USCIS Cutting Staff – Processing Times to Increase Dramatically

What happens when you make applying for immigration benefits much more difficult, spend more and more time looking for reasons to deny applications, make the consequences of denial go from having the option to reapply to going straight into deportation proceedings, and stop taking applications for certain types of applications? Oh – and add a pandemic, too.

It shouldn’t be a surprise that the outcome of all of this is a severe drop in immigration applications and fees for USCIS. On June 29th, USCIS notified over 70% of their employees that they would have to take at least 30 days of unpaid leave and possibly up to three months of unpaid leave. Leave is expected to start on August 3rd.

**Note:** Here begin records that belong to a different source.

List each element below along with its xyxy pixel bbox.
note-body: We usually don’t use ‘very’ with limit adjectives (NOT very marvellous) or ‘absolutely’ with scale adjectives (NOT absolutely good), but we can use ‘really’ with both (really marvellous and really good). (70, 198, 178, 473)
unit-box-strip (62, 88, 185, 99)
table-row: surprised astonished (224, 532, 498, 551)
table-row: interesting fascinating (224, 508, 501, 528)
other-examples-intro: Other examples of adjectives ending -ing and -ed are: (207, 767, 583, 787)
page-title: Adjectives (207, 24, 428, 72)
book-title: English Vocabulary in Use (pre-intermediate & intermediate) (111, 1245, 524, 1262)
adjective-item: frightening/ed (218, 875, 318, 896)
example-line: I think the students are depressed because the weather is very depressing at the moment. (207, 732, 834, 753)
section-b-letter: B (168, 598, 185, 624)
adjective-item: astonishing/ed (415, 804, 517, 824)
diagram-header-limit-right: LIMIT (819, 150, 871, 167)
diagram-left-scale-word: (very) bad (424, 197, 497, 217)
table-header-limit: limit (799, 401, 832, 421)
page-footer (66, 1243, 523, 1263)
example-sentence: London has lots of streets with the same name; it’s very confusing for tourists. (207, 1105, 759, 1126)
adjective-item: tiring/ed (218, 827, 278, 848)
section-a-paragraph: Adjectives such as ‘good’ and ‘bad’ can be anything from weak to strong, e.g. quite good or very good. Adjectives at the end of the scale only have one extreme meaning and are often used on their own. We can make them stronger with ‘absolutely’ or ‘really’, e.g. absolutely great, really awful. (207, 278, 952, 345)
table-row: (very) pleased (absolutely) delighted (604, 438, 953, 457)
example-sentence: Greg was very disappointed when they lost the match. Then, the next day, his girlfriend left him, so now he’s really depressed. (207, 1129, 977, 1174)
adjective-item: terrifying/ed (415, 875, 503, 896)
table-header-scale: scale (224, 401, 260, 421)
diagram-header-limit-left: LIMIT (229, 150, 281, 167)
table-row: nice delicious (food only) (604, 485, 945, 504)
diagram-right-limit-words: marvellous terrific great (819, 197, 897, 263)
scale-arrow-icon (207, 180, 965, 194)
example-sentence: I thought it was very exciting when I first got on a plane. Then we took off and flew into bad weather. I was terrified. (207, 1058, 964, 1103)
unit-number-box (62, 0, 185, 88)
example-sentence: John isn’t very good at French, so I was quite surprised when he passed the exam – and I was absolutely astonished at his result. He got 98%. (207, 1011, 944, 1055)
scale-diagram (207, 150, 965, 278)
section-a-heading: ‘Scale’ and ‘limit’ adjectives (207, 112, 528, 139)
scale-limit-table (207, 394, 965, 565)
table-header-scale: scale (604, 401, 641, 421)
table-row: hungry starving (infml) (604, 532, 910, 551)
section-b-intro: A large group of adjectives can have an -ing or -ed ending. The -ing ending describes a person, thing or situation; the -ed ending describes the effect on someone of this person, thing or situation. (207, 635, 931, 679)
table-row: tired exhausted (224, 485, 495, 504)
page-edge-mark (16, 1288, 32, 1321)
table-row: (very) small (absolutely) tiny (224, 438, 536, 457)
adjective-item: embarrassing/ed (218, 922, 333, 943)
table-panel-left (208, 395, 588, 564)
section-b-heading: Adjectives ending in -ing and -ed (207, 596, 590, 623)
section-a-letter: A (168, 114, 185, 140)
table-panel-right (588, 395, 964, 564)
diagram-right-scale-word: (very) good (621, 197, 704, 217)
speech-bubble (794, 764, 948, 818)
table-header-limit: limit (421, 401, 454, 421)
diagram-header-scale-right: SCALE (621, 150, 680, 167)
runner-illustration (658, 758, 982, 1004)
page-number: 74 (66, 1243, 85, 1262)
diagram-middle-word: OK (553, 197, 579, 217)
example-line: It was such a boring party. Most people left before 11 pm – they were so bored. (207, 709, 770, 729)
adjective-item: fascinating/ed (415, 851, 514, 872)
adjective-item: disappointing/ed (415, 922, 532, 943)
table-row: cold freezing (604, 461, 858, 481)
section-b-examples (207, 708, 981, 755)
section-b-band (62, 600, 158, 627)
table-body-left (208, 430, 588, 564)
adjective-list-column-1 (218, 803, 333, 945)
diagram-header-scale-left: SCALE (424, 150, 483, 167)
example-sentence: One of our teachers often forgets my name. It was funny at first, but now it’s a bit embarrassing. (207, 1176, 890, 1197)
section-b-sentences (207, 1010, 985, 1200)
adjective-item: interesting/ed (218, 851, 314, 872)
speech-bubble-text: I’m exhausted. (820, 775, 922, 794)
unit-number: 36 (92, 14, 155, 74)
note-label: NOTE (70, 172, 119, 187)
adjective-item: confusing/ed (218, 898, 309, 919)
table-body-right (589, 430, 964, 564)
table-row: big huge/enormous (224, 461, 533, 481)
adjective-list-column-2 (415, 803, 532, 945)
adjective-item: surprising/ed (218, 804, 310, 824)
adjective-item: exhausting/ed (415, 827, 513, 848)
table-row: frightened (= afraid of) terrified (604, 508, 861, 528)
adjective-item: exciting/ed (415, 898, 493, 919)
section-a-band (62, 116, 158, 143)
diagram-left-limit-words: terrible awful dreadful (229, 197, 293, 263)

USCIS is self-funded. That is, it receives its money from the fees associated with various immigration filings. When filings go down, USCIS loses money. In its announcement, USCIS blames the drop in filings on the pandemic, but there are many reasons why this agency has lost millions over the last few years. The process has become increasingly risky and cumbersome and fewer people want to apply right now. For example, a standard marriage-based green card application in our office went from being about 75 pages to over 200 pages thanks to the public charge rule that began in February this year.

We have also seen the number of cases we file decline in this administration because USCIS has a culture of “no” right now – they are looking for any possible to way to deny a case. Did you forget to include photographs of your wedding? Denied. Did you not put “N/A” in every single empty box on your application? Rejected. Are you the elderly parent of a US citizen? Denied.

It’s only going to get worse before it gets better. Having fewer officers means that decisions will take longer and longer. We have already seen adjudication times double or triple. We may now be looking at a work card taking a year to get approved, whereas it used to take three months. Immigrants and their families – who are all doing this the right way – will remain in limbo indefinitely. I honestly don’t know what to tell clients when they ask how long their case will take. It’s not helpful for me to say something like “between five months and three years.”

There are good people who work at USCIS and they deserve better than this. I’ve been going to the Atlanta Field Office for over a decade and have had the honor of meeting with USCIS leadership in Washington, DC on several occasions. While administrations, priorities and policies change, I have come to know and respect many of these USCIS employees. They deserve better, too.

We all deserve better. We deserve a system that works.